Probably the most time-honored form of entertainment in entire American history is binging on the life of celebrities. For Depression-era Americans, it was reading about “Cafe Society”. After Prohibition ended in 1933, former illicit establishments turned into chic restaurants and nightclubs that were roaring with movie stars, musicians, and rich people who still had money (this was especially in New York). The ultra-wealthy Vanderbilts, for example, were one of the best sources for Cafe Society drama.

Photographers used to follow bachelor Alfred Gwynne Vanderbilt, Jr. to different nightclubs and snap photos of him while he was flirting with many glamorous women. In the meantime, gossip columnists were investigating the decadent lifestyle of his younger half-sister, Gloria “Mimi” Baker, who was a nightclub and casino regular ever since she was 15.

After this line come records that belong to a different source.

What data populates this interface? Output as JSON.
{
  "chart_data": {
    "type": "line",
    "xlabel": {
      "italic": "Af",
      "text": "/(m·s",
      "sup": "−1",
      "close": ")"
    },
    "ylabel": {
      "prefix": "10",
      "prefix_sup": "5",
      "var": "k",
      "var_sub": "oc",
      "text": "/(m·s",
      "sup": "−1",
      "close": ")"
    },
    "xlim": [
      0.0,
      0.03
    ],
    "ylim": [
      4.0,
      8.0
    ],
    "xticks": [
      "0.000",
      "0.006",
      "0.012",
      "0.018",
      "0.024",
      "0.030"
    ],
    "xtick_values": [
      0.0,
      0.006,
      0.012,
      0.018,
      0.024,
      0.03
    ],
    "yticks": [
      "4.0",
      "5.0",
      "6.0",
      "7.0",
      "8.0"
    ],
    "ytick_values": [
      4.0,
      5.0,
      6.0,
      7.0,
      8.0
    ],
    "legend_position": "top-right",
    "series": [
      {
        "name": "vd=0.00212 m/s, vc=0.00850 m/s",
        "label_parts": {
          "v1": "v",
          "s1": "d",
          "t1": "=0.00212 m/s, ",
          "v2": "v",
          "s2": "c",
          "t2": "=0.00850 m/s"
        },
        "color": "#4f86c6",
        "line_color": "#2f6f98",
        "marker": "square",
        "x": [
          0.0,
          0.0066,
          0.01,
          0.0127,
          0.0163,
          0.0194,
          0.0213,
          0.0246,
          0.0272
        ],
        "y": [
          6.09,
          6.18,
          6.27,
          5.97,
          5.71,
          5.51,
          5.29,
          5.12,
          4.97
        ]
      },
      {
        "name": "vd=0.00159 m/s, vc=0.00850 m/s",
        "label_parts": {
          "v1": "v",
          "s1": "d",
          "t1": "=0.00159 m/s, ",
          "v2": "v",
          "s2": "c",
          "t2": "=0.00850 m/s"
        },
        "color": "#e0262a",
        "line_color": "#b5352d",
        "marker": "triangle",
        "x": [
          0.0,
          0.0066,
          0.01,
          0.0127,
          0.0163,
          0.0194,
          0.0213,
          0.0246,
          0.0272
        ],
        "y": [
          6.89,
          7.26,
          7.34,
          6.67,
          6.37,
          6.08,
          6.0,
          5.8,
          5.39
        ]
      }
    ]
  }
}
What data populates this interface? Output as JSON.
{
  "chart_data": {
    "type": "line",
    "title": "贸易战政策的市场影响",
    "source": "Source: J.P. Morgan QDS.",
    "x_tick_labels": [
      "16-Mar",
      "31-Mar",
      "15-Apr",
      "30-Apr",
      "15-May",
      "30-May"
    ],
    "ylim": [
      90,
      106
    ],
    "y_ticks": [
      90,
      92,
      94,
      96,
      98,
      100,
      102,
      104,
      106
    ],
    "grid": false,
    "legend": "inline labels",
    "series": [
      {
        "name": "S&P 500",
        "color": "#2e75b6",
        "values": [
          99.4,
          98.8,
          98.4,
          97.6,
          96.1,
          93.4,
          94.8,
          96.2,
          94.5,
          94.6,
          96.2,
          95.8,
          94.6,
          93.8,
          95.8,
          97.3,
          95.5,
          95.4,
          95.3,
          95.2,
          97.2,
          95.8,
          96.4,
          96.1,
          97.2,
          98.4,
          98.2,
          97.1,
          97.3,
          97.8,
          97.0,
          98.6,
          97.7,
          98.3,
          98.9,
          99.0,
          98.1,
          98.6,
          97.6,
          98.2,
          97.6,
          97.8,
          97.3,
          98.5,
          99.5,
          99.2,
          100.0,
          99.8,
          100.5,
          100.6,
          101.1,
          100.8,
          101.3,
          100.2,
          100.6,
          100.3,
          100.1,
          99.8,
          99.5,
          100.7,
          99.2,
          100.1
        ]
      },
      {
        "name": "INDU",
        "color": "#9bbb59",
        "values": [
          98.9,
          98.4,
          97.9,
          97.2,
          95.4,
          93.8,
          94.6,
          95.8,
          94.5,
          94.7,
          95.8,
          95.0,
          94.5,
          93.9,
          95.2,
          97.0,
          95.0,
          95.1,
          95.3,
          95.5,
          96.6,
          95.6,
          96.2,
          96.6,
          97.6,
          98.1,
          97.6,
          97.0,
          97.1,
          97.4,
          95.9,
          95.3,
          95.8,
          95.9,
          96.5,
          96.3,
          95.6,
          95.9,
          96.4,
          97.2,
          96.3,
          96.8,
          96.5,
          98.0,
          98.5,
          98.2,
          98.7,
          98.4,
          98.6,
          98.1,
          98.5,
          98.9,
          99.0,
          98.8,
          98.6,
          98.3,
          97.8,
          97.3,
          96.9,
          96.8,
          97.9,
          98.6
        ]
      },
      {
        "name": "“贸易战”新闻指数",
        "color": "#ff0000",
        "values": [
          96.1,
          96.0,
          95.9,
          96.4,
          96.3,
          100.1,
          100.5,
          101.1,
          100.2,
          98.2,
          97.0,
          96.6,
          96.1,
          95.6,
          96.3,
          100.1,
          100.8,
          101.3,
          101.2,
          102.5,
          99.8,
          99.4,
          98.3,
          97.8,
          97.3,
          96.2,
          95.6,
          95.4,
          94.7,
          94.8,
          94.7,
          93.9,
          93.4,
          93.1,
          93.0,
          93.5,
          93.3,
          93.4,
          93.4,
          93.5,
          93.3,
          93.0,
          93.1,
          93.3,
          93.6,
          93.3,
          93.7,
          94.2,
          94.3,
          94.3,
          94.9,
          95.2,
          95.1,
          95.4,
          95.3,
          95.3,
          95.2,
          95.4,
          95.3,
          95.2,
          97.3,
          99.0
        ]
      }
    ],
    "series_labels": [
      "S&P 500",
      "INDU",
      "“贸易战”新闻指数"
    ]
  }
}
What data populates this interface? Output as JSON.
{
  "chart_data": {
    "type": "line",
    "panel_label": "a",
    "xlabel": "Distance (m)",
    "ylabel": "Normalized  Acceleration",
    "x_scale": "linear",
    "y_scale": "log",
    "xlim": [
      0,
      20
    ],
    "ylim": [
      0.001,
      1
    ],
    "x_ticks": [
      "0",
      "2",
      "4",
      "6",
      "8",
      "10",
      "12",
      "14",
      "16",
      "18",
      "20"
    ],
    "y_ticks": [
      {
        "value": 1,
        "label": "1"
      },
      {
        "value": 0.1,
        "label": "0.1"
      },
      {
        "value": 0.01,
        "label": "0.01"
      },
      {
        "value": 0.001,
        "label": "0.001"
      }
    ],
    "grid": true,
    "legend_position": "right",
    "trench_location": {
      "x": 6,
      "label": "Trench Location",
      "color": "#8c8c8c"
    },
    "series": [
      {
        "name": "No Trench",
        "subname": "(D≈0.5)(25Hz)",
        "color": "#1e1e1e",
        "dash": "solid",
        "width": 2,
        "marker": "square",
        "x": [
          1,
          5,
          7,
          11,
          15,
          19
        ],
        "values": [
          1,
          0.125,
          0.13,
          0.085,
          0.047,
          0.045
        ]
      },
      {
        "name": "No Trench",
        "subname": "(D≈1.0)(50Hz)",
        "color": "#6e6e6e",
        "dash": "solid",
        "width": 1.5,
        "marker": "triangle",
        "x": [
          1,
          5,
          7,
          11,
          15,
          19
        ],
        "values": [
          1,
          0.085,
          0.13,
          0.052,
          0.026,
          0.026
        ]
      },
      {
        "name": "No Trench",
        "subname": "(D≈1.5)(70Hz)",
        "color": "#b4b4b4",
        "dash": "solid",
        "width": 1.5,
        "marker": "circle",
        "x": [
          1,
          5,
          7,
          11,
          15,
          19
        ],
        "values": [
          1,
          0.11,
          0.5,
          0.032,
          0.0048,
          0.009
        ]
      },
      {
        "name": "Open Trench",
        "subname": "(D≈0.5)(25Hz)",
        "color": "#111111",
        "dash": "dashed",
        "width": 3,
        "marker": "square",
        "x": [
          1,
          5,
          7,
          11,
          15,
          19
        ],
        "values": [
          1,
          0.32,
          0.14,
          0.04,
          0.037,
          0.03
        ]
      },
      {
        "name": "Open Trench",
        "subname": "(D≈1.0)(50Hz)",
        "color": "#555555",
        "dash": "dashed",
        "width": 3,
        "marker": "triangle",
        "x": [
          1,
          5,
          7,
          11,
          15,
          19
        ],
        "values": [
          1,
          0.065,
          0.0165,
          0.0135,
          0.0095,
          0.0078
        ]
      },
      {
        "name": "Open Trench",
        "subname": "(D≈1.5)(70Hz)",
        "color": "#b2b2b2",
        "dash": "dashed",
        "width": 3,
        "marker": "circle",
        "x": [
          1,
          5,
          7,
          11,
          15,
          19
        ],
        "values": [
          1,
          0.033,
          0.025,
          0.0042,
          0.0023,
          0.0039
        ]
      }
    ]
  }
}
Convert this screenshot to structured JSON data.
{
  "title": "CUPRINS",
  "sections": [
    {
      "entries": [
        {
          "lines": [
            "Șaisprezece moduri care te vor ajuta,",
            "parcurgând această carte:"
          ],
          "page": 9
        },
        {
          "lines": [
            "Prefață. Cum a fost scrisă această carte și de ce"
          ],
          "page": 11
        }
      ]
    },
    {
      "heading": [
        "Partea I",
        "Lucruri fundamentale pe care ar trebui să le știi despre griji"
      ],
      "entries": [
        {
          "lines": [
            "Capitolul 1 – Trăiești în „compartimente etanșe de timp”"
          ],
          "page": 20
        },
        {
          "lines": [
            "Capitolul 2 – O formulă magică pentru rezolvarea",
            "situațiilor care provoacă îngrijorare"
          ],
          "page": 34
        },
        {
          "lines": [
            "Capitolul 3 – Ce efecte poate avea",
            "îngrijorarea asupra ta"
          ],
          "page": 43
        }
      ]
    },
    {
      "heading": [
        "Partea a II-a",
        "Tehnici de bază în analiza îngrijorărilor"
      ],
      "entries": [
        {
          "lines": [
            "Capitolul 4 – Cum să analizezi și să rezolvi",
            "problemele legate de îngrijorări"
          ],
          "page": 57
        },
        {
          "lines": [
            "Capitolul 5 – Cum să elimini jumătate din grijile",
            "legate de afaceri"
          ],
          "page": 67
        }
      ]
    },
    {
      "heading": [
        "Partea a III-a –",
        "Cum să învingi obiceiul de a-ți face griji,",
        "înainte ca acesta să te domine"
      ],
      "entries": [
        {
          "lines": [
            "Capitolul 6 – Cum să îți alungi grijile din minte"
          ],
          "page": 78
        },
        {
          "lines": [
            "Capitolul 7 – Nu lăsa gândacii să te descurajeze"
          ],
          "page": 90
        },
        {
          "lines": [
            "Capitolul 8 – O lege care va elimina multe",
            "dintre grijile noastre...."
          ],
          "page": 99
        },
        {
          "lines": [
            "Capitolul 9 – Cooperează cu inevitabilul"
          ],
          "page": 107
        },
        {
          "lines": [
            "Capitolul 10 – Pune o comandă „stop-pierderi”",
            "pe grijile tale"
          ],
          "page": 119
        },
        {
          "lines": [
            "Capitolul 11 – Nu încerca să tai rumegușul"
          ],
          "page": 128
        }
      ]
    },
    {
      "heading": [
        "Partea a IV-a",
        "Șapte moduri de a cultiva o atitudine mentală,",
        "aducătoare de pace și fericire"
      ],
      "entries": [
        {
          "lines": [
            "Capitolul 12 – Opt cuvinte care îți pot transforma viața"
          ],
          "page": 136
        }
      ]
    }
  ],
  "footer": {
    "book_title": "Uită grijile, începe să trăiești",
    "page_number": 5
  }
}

They created real estate empires in Monopoly

The simple idea that a board game known as Monopoly became SO wildly popular during the Great Depression is ironic. But what’s even more ironic than that is the game’s history. The inventor of this game, Elizabeth J. Magie, invented and patented it in 1904, but back then, it was called the Landlord’s Game, and it was meant to teach players about the evils of capitalism.

For many years, it did just that. But in the 1930s, someone else started selling a board game based on her idea. In 1935, he managed to sell it to Parker Brothers company, which renamed the game “Monopoly”.